DO search for tickets one at a time

 

 

Even if you’re flying with a group. Airlines often sell multiple fare classes at different prices, with a couple seats in each class. If there's only one seat left in the lowest fare class and you search for four seats, most automated systems will show you the highest fare class for all four tickets. Try searching one at a time, just in case there are limited seats on sale. This way, you'll rest assured that at least some, if not all, of your tickets were purchased for the lowest possible price. If you lock in the cheap fare and have the option to select seats, pick one next to an empty seat; then, immediately book the second ticket and select the seat next to the first one. It takes a little time and effort, but can really pay off.

 

 

 

DO jump on a hot fare when you see it.
 

Airlines are required by the DOT to offer 24-hour free hold or cancellations as long as you are booking your ticket 7 days prior to your travel date. Typically, you'll have to pay first, then you get the full refund. The only exception is American Airlines, which is transitioning to this policy, but still offers a free hold for 24 hours.
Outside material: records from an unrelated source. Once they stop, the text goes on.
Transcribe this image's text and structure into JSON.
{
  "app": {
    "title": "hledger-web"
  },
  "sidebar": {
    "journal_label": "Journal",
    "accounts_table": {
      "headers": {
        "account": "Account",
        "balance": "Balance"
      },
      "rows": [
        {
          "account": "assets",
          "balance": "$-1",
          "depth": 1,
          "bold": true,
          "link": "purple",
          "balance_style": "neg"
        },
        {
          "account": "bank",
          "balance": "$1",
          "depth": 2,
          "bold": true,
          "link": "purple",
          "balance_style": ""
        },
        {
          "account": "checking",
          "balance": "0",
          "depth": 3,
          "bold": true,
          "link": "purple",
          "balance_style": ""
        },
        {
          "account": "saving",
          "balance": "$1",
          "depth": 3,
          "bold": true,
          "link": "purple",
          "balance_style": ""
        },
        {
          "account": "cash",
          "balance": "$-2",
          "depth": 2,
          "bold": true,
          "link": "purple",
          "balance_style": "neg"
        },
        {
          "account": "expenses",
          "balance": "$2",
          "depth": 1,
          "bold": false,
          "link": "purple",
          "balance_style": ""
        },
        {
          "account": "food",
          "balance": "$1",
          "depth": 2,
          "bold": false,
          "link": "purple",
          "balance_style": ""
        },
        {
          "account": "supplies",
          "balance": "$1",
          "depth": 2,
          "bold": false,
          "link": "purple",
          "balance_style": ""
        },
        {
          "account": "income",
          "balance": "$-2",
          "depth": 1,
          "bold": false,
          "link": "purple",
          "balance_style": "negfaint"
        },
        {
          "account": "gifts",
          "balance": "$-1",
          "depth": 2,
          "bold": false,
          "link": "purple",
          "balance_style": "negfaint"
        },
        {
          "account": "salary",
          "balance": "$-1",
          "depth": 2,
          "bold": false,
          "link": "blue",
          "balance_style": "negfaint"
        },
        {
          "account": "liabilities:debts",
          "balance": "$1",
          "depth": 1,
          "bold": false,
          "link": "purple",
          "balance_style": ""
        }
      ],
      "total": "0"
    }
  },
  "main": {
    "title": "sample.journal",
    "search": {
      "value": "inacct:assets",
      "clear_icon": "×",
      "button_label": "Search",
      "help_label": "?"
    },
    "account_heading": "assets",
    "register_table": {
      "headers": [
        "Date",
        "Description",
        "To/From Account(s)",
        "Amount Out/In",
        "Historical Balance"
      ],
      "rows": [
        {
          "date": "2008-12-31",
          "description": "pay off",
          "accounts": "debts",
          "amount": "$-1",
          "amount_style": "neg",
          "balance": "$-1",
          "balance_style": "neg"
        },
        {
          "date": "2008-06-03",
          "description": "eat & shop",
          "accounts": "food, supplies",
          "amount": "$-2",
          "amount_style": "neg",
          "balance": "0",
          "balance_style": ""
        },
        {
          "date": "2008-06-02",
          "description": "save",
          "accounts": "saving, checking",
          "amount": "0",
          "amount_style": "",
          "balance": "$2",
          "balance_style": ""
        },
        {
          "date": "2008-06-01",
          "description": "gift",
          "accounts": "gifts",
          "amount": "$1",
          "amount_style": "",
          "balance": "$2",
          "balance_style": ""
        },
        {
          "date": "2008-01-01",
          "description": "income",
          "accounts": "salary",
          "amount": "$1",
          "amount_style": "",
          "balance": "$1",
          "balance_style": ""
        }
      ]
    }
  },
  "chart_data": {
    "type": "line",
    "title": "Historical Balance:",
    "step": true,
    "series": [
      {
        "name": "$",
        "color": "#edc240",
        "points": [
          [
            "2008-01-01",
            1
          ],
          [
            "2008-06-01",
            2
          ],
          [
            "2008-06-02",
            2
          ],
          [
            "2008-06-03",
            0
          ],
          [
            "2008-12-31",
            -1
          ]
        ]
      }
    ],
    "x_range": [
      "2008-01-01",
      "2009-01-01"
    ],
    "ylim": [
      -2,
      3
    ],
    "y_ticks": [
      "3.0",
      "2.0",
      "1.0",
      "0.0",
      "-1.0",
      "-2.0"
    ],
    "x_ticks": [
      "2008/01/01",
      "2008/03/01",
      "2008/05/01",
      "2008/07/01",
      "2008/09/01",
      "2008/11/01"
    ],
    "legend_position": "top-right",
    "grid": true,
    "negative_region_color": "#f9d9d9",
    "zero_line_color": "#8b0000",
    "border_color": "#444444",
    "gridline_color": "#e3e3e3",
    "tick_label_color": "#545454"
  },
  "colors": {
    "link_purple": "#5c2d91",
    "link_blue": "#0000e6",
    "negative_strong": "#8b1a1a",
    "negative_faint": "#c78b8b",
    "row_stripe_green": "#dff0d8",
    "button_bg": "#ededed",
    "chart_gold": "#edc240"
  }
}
The other big exception to note is that you have to book with the airline directly. This rule doesn't apply if you book your ticket with an OTA (online travel agency), like Expedia or Orbitz.

 

 


DON'T be afraid of the layover.

 

Even though a nonstop is ideal, you can sometimes save $100-$200 by stretching your legs during a plane change. Some airlines, like Icelandair, also offer free stopovers -- meaning you can extend your stay in the layover city and make it part of your vacation.